White House Arabs

Naji Al-Ali

 

At its annual convention this year, ADC will be offering a White House tour to the first 100 earlybird registrants. An ADC intern has leaked to Ikhras a transcript of the tour guide’s spiel.

Ladies and gentlemen, on behalf of ADC I’m glad to offer you a tour of the White House. You should consider yourselves particularly lucky for this rare opportunity since we’re normally ignored by Obama.

You are prohibited from carrying the following items during this tour: firearms, cameras, inhalers, dignity.

Anyone who asks any questions about foreign policy or civil liberties will be immediately spat on, removed from the premises and lobotomized.

There’s also a new policy requiring all visitors to be barefoot. The White House does not assume responsibility for disappeared shoes.

Please make sure you carry government-issued ID (only US and Israeli governments-issued IDs are accepted). You may be strip-searched, probed and branded. We’ll also need fingerprints, a blood sample, a list of your political affiliations, full disclosure of any and all phobias and embarrassing secrets.

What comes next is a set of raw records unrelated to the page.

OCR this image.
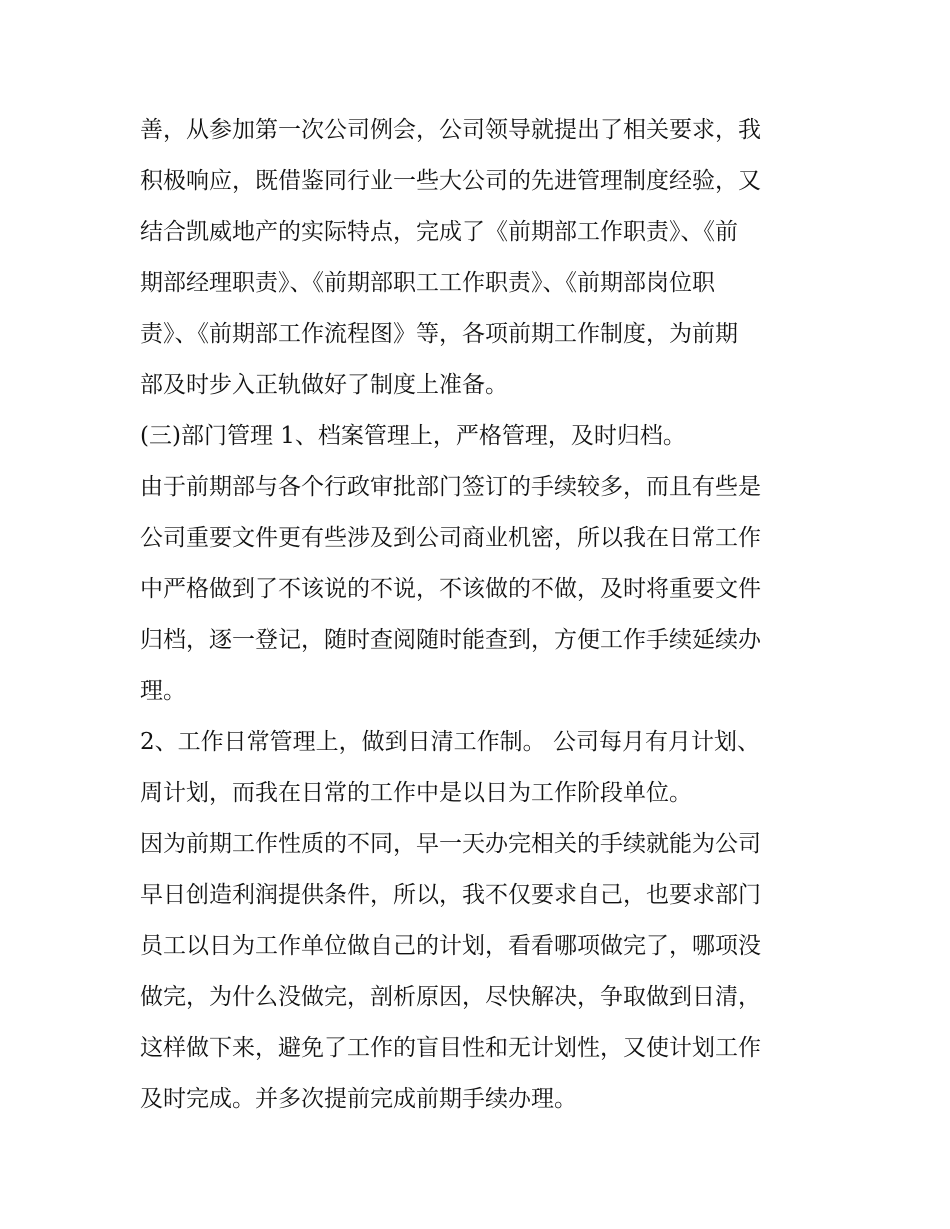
善，从参加第一次公司例会，公司领导就提出了相关要求，我
积极响应，既借鉴同行业一些大公司的先进管理制度经验，又
结合凯威地产的实际特点，完成了《前期部工作职责》、《前
期部经理职责》、《前期部职工工作职责》、《前期部岗位职
责》、《前期部工作流程图》等，各项前期工作制度，为前期
部及时步入正轨做好了制度上准备。
(三)部门管理 1、档案管理上，严格管理，及时归档。
由于前期部与各个行政审批部门签订的手续较多，而且有些是
公司重要文件更有些涉及到公司商业机密，所以我在日常工作
中严格做到了不该说的不说，不该做的不做，及时将重要文件
归档，逐一登记，随时查阅随时能查到，方便工作手续延续办
理。
2、工作日常管理上，做到日清工作制。 公司每月有月计划、
周计划，而我在日常的工作中是以日为工作阶段单位。
因为前期工作性质的不同，早一天办完相关的手续就能为公司
早日创造利润提供条件，所以，我不仅要求自己，也要求部门
员工以日为工作单位做自己的计划，看看哪项做完了，哪项没
做完，为什么没做完，剖析原因，尽快解决，争取做到日清，
这样做下来，避免了工作的盲目性和无计划性，又使计划工作
及时完成。并多次提前完成前期手续办理。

The White House has 132 rooms, 35 bathrooms, 412 doors, 147 windows, 28 fireplaces, 8 staircases and 3 elevators. Folk legend has it that Abraham Lincoln’s ghost still roams in the Lincoln Bedroom. There are also rumors that James Zogby lives under one of the staircases.

This used to be Barack Obama’s advisor Dalia Mogahed’s own office. Since the Secret Service realized her last name is derived from “jihad” she’s been doing her job from home via Skype. Ms. Mogahed expressed no hard feelings. Wouldn’t you like to be able to do your jobs in your pajamas?

This is the East Room, where receptions and parties are hosted. This room was literally a nightclub during Operation Cast Lead.

Here is the Diplomatic Reception Room. This is where several US presidents have met with Israeli prime ministers and Arab leaders to ensure US continued unconditional support for Israeli war crimes.

ISNA at the White House

This is the State Dining Room, where the President lets House Arabs and House Muslims eat his leftovers.

Moving on to the Oval Office. This is the United States’ control room. Operation Desert Storm, Operation Iraqi Freedom, Operation Enduring Freedom were all conceived and planned here. Ladies and gentlemen, you are witnessing the room where the murder, dispossession and displacement of millions of people are carefully planned everyday. If you thought this was impressive, wait until you check out our Pentagon tour next year (assuming you get security clearance).

This over here is the Prayer Room. The tour will take a 10-minute break to give everyone the chance to pray to US empire.

Thank you for joining us. As a souvenir of your visit to the White House today, everyone gets a piece of rubble from houses the US bombed in Vietnam, Korea, Afghanistan, Iraq, Pakistan or Libya. T-shirts that say “ADC gave me a tour of the White House and all I got was this lousy t-shirt” are available for $24.99 at the ADC headquarters. Have a great afternoon.